The Board can use its rule-making authority to require signed, written waivers or other comparable requirements designed to establish that an inmate validly waived a parole release hearing. See A.R.S. § 31–401(G) (“The board may adopt rules, not inconsistent with law, as it deems proper for the conduct of its business. The board may from time to time amend or change the rules and publish and distribute the rules as provided by the administrative procedures act.”).
Finally, even if an inmate validly waives his/her right to a parole hearing, such a waiver does not release the Board from determining whether to grant parole to the inmate. Under A.R.S. § 31–411(C), the Board must approve or reject an inmate’s application for parole or absolute discharge from imprisonment. Consequently, although an inmate’s waiver of his/her right to a parole hearing releases the Board from its obligation to conduct the hearing, it does not relieve the Board of its obligation to determine whether to grant parole to the inmate.

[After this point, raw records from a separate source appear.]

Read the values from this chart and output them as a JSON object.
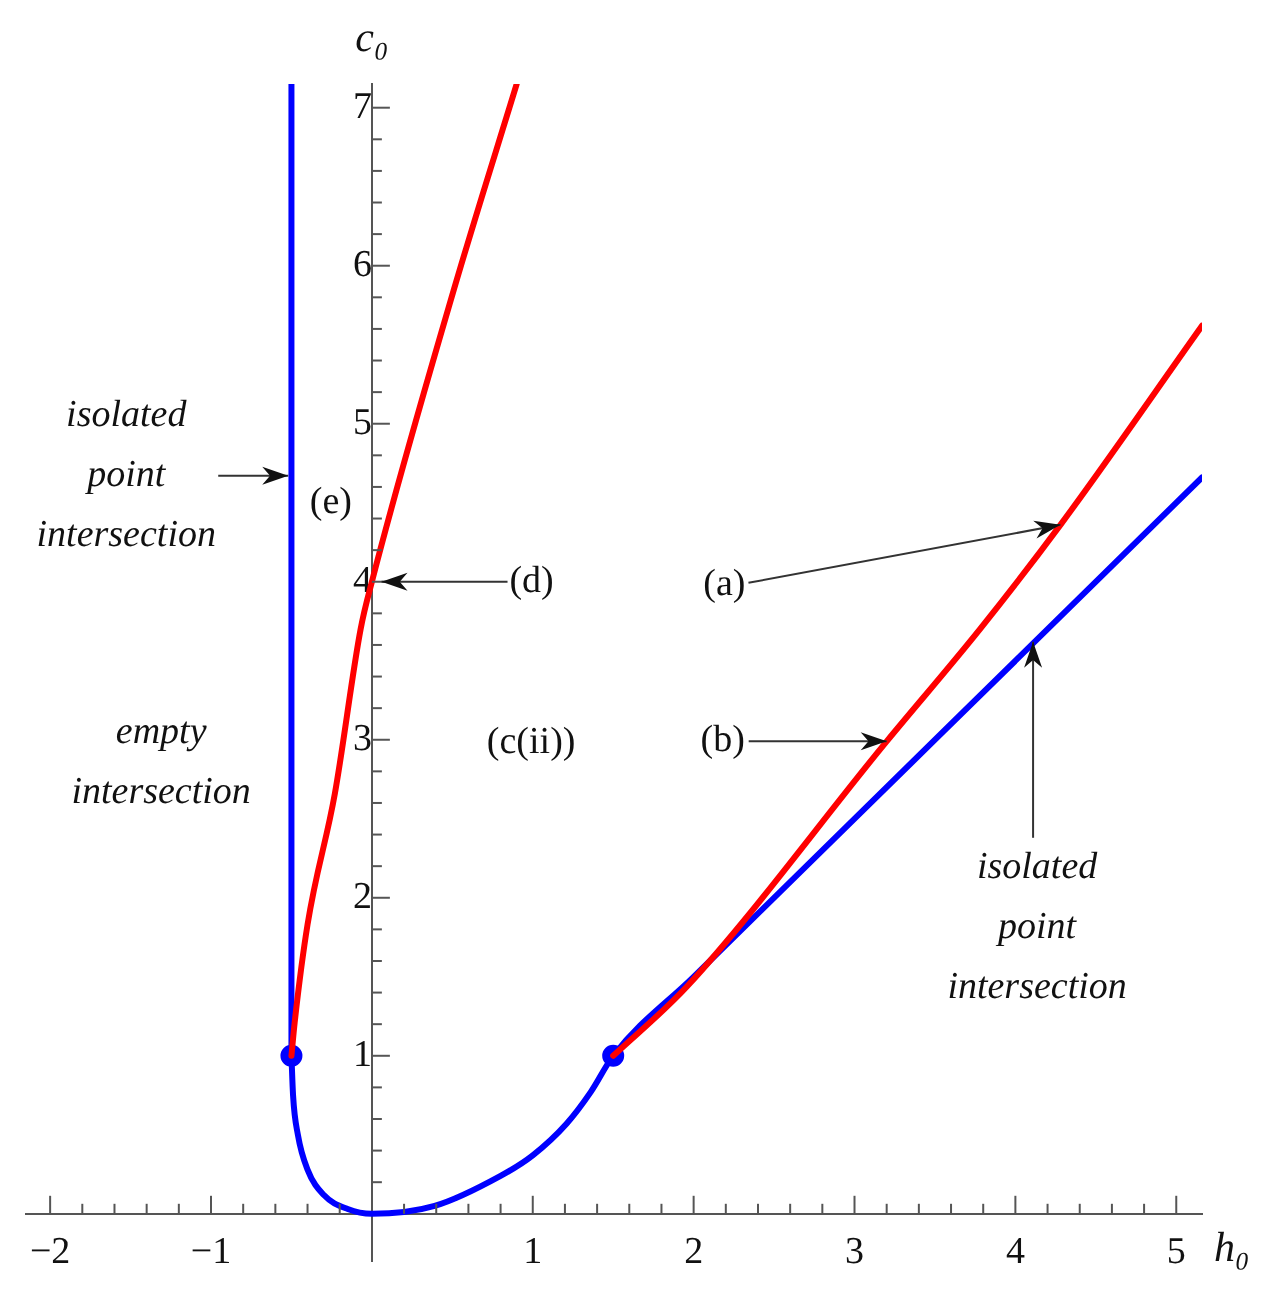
{
  "chart_data": {
    "type": "line",
    "xlabel": "h₀",
    "ylabel": "c₀",
    "xlim": [
      -2.15,
      5.16
    ],
    "ylim": [
      -0.3,
      7.15
    ],
    "xticks": [
      -2,
      {
        "value": -1.8,
        "label": null
      },
      {
        "value": -1.6,
        "label": null
      },
      {
        "value": -1.4,
        "label": null
      },
      {
        "value": -1.2,
        "label": null
      },
      -1,
      {
        "value": -0.8,
        "label": null
      },
      {
        "value": -0.6,
        "label": null
      },
      {
        "value": -0.4,
        "label": null
      },
      {
        "value": -0.2,
        "label": null
      },
      {
        "value": 0.2,
        "label": null
      },
      {
        "value": 0.4,
        "label": null
      },
      {
        "value": 0.6,
        "label": null
      },
      {
        "value": 0.8,
        "label": null
      },
      1,
      {
        "value": 1.2,
        "label": null
      },
      {
        "value": 1.4,
        "label": null
      },
      {
        "value": 1.6,
        "label": null
      },
      {
        "value": 1.8,
        "label": null
      },
      2,
      {
        "value": 2.2,
        "label": null
      },
      {
        "value": 2.4,
        "label": null
      },
      {
        "value": 2.6,
        "label": null
      },
      {
        "value": 2.8,
        "label": null
      },
      3,
      {
        "value": 3.2,
        "label": null
      },
      {
        "value": 3.4,
        "label": null
      },
      {
        "value": 3.6,
        "label": null
      },
      {
        "value": 3.8,
        "label": null
      },
      4,
      {
        "value": 4.2,
        "label": null
      },
      {
        "value": 4.4,
        "label": null
      },
      {
        "value": 4.6,
        "label": null
      },
      {
        "value": 4.8,
        "label": null
      },
      5
    ],
    "yticks": [
      {
        "value": 0.2,
        "label": null
      },
      {
        "value": 0.4,
        "label": null
      },
      {
        "value": 0.6,
        "label": null
      },
      {
        "value": 0.8,
        "label": null
      },
      1,
      {
        "value": 1.2,
        "label": null
      },
      {
        "value": 1.4,
        "label": null
      },
      {
        "value": 1.6,
        "label": null
      },
      {
        "value": 1.8,
        "label": null
      },
      2,
      {
        "value": 2.2,
        "label": null
      },
      {
        "value": 2.4,
        "label": null
      },
      {
        "value": 2.6,
        "label": null
      },
      {
        "value": 2.8,
        "label": null
      },
      3,
      {
        "value": 3.2,
        "label": null
      },
      {
        "value": 3.4,
        "label": null
      },
      {
        "value": 3.6,
        "label": null
      },
      {
        "value": 3.8,
        "label": null
      },
      4,
      {
        "value": 4.2,
        "label": null
      },
      {
        "value": 4.4,
        "label": null
      },
      {
        "value": 4.6,
        "label": null
      },
      {
        "value": 4.8,
        "label": null
      },
      5,
      {
        "value": 5.2,
        "label": null
      },
      {
        "value": 5.4,
        "label": null
      },
      {
        "value": 5.6,
        "label": null
      },
      {
        "value": 5.8,
        "label": null
      },
      6,
      {
        "value": 6.2,
        "label": null
      },
      {
        "value": 6.4,
        "label": null
      },
      {
        "value": 6.6,
        "label": null
      },
      {
        "value": 6.8,
        "label": null
      },
      7
    ],
    "grid": false,
    "legend": false,
    "series": [
      {
        "type": "line",
        "color": "#ff0000",
        "x": [
          -0.5,
          -0.48,
          -0.4,
          -0.23,
          -0.07,
          0,
          0.51,
          0.9
        ],
        "values": [
          1,
          1.21,
          1.83,
          2.66,
          3.7,
          4.0,
          5.85,
          7.15
        ]
      },
      {
        "type": "line",
        "color": "#ff0000",
        "x": [
          1.5,
          1.96,
          3.2,
          3.78,
          4.28,
          5.16
        ],
        "values": [
          1,
          1.44,
          2.99,
          3.7,
          4.36,
          5.62
        ]
      },
      {
        "type": "line",
        "color": "#0000ff",
        "x": [
          -0.5,
          -0.5
        ],
        "values": [
          1,
          7.15
        ]
      },
      {
        "type": "line",
        "color": "#0000ff",
        "x": [
          -0.5,
          -0.49,
          -0.46,
          -0.4,
          -0.3,
          -0.15,
          0,
          0.39,
          0.8,
          1.0,
          1.21,
          1.36,
          1.5,
          2,
          5.16
        ],
        "values": [
          1,
          0.75,
          0.5,
          0.28,
          0.12,
          0.03,
          0,
          0.05,
          0.24,
          0.37,
          0.57,
          0.77,
          1,
          1.5,
          4.66
        ]
      },
      {
        "type": "scatter",
        "color": "#0000ff",
        "marker": "circle",
        "x": [
          -0.5,
          1.5
        ],
        "values": [
          1,
          1
        ]
      }
    ],
    "annotations": [
      {
        "text": "isolated point intersection",
        "x": -0.52,
        "y": 4.67
      },
      {
        "text": "(d)",
        "x": 0.06,
        "y": 4.0
      },
      {
        "text": "(a)",
        "x": 4.28,
        "y": 4.36
      },
      {
        "text": "(b)",
        "x": 3.2,
        "y": 2.99
      },
      {
        "text": "isolated point intersection",
        "x": 4.11,
        "y": 3.62
      },
      "(e)",
      "empty intersection",
      "(c(ii))"
    ]
  }
}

The Board must give parole-eligible inmates an “opportunity to be heard” in the parole release decision-making process. Arizona law fulfills this requirement exclusively through parole hearings conducted by the Board or hearing officers. An inmate may waive the right to a parole hearing. Although a valid waiver would relieve the Board of its duty to conduct the hearing, the Board must nonetheless make a decision on the inmate’s parole application pursuant to A.R.S. § 31–411(C).